Die andere graaiers

Zo af en toe bekruipt mij wel eens het gevoel dat ik het even niet meer snap. Nu weer over de graaiers. Inmiddels een bekend begrip geworden waar het Volk een uitgesproken mening over heeft. Bonussen worden per definitie te hoog gevonden door iedereen die weet dat hij/zij nooit een bonus zal krijgen voor zijn/haar prestaties. Ook de salarissen van bestuurders zijn onderwerp van gesprek op de verjaardagen en partijtjes van de minderbedeelden onder ons.
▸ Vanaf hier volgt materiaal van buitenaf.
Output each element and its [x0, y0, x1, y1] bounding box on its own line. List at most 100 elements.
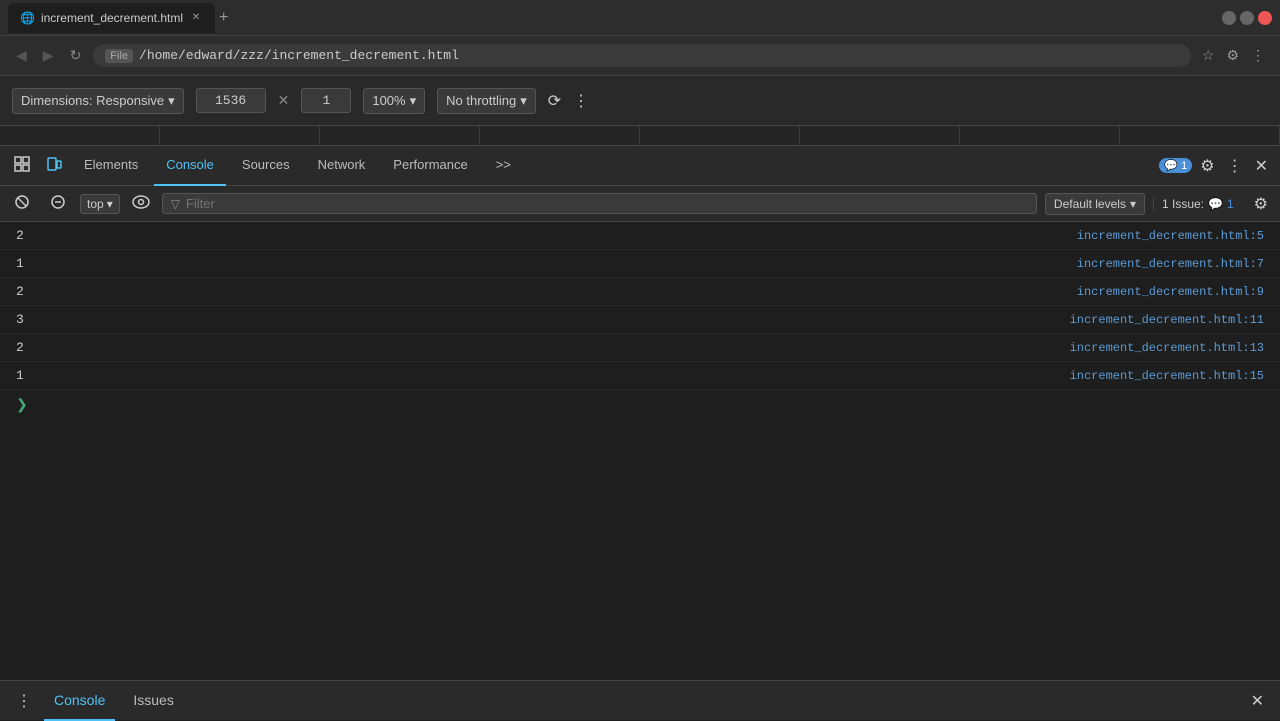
issues-label: 1 Issue: [1162, 197, 1204, 211]
console-prompt[interactable]: ❯ [0, 390, 1280, 418]
toolbar-right: ☆ ⚙ ⋮ [1199, 44, 1268, 67]
ruler-segment-7 [960, 126, 1120, 145]
devtools-toggle-button[interactable]: ⚙ [1223, 44, 1242, 67]
tab-close-button[interactable]: ✕ [189, 11, 203, 25]
console-source[interactable]: increment_decrement.html:5 [1077, 229, 1264, 243]
tab-bar: 🌐 increment_decrement.html ✕ + [8, 3, 1214, 33]
tab-elements[interactable]: Elements [72, 146, 150, 186]
levels-label: Default levels [1054, 197, 1126, 211]
console-row: 3 increment_decrement.html:11 [0, 306, 1280, 334]
dimensions-label: Dimensions: Responsive [21, 93, 164, 108]
filter-icon: ▽ [171, 197, 180, 211]
menu-button[interactable]: ⋮ [1248, 44, 1268, 67]
throttle-chevron-icon: ▾ [520, 93, 527, 109]
console-output: 2 increment_decrement.html:5 1 increment… [0, 222, 1280, 680]
ruler-bar [0, 126, 1280, 146]
devtools-more-button[interactable]: ⋮ [1223, 152, 1247, 180]
back-button[interactable]: ◀ [12, 43, 31, 68]
console-row: 2 increment_decrement.html:13 [0, 334, 1280, 362]
devtools-responsive-bar: Dimensions: Responsive ▾ ✕ 100% ▾ No thr… [0, 76, 1280, 126]
browser-titlebar: 🌐 increment_decrement.html ✕ + [0, 0, 1280, 36]
rotate-button[interactable]: ⟳ [548, 91, 561, 111]
issues-badge: 1 Issue: 💬 1 [1153, 197, 1242, 211]
bookmark-button[interactable]: ☆ [1199, 44, 1218, 67]
minimize-button[interactable] [1222, 11, 1236, 25]
console-value: 1 [16, 256, 24, 271]
tab-performance[interactable]: Performance [381, 146, 479, 186]
tab-sources-label: Sources [242, 157, 290, 172]
console-toolbar: top ▾ ▽ Default levels ▾ 1 Issue: 💬 1 ⚙ [0, 186, 1280, 222]
ruler-segment-1 [0, 126, 160, 145]
console-source[interactable]: increment_decrement.html:11 [1070, 313, 1264, 327]
ruler-segment-4 [480, 126, 640, 145]
console-value: 3 [16, 312, 24, 327]
address-field[interactable]: File /home/edward/zzz/increment_decremen… [93, 44, 1191, 67]
width-input[interactable] [196, 88, 266, 113]
tab-sources[interactable]: Sources [230, 146, 302, 186]
maximize-button[interactable] [1240, 11, 1254, 25]
filter-input[interactable] [186, 196, 1028, 211]
console-row: 2 increment_decrement.html:9 [0, 278, 1280, 306]
context-chevron-icon: ▾ [107, 197, 113, 211]
browser-tab[interactable]: 🌐 increment_decrement.html ✕ [8, 3, 215, 33]
levels-select[interactable]: Default levels ▾ [1045, 193, 1145, 215]
device-toolbar-button[interactable] [40, 152, 68, 179]
message-icon: 💬 [1164, 159, 1178, 172]
console-value: 2 [16, 228, 24, 243]
levels-chevron-icon: ▾ [1130, 197, 1136, 211]
tab-more-button[interactable]: >> [484, 146, 523, 186]
context-select[interactable]: top ▾ [80, 194, 120, 214]
console-settings-button[interactable]: ⚙ [1250, 190, 1272, 218]
issues-count: 1 [1227, 197, 1234, 211]
element-picker-button[interactable] [8, 152, 36, 179]
tab-console[interactable]: Console [154, 146, 226, 186]
clear-console-button[interactable] [8, 190, 36, 217]
clear-on-nav-button[interactable] [44, 190, 72, 217]
ruler-segment-3 [320, 126, 480, 145]
tab-performance-label: Performance [393, 157, 467, 172]
context-label: top [87, 197, 104, 211]
close-window-button[interactable] [1258, 11, 1272, 25]
address-bar: ◀ ▶ ↻ File /home/edward/zzz/increment_de… [0, 36, 1280, 76]
ruler-segment-8 [1120, 126, 1280, 145]
tab-network[interactable]: Network [306, 146, 378, 186]
bottom-more-button[interactable]: ⋮ [12, 687, 36, 715]
message-badge: 💬 1 [1159, 158, 1192, 173]
responsive-more-button[interactable]: ⋮ [573, 91, 589, 111]
tab-icon: 🌐 [20, 11, 35, 25]
devtools-panel: Elements Console Sources Network Perform… [0, 146, 1280, 680]
bottom-close-button[interactable]: ✕ [1247, 687, 1268, 715]
tab-right-controls: 💬 1 ⚙ ⋮ ✕ [1159, 152, 1272, 180]
message-icon-small: 💬 [1208, 197, 1223, 211]
devtools-close-button[interactable]: ✕ [1251, 152, 1272, 180]
console-value: 2 [16, 340, 24, 355]
zoom-select[interactable]: 100% ▾ [363, 88, 425, 114]
bottom-issues-label: Issues [133, 692, 173, 708]
ruler-segment-5 [640, 126, 800, 145]
forward-button[interactable]: ▶ [39, 43, 58, 68]
dimension-separator: ✕ [278, 92, 290, 109]
console-row: 1 increment_decrement.html:7 [0, 250, 1280, 278]
message-count: 1 [1181, 160, 1187, 172]
prompt-arrow: ❯ [16, 396, 28, 413]
bottom-tab-issues[interactable]: Issues [123, 681, 183, 721]
new-tab-button[interactable]: + [219, 9, 228, 27]
tab-console-label: Console [166, 157, 214, 172]
throttle-label: No throttling [446, 93, 516, 108]
console-value: 2 [16, 284, 24, 299]
bottom-tab-console[interactable]: Console [44, 681, 115, 721]
refresh-button[interactable]: ↻ [66, 43, 86, 68]
dimensions-select[interactable]: Dimensions: Responsive ▾ [12, 88, 184, 114]
tab-elements-label: Elements [84, 157, 138, 172]
zoom-chevron-icon: ▾ [410, 93, 417, 109]
console-row: 2 increment_decrement.html:5 [0, 222, 1280, 250]
devtools-tabs: Elements Console Sources Network Perform… [0, 146, 1280, 186]
live-expressions-button[interactable] [128, 191, 154, 216]
console-source[interactable]: increment_decrement.html:15 [1070, 369, 1264, 383]
devtools-settings-button[interactable]: ⚙ [1196, 152, 1218, 180]
console-source[interactable]: increment_decrement.html:13 [1070, 341, 1264, 355]
console-source[interactable]: increment_decrement.html:7 [1077, 257, 1264, 271]
height-input[interactable] [301, 88, 351, 113]
throttle-select[interactable]: No throttling ▾ [437, 88, 536, 114]
console-source[interactable]: increment_decrement.html:9 [1077, 285, 1264, 299]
En zo heeft praktisch iedereen een salonsocialistische houding over beloningen van bestuurders. Ik geef toe dat sommige bestuurders inderdaad (te) riant beloond worden voor prestaties waar zij zelf nauwelijks enige invloed op hebben gehad. Ook in dat opzicht is de crisis een geweldige uitvinding. De bedrijfsresultaten gaan omlaag, maar omdat er nu eenmaal crisis is kan een bestuurder daar natuurlijk ook niets aan doen. Uit PR overwegingen kun je dan je excuses aanbieden en grootmoedig afzien van de bonus die je toch al niet kreeg. Maar daar blijft het allemaal dan ook bij. Maar als volgend jaar de resultaten weer verbeteren dan wordt dat door diezelfde bestuurders geclaimd als hun vooruitziende blik en hun strategische visie. En dan hebben ze natuurlijk weer recht op een riante bonus. Het zij zo.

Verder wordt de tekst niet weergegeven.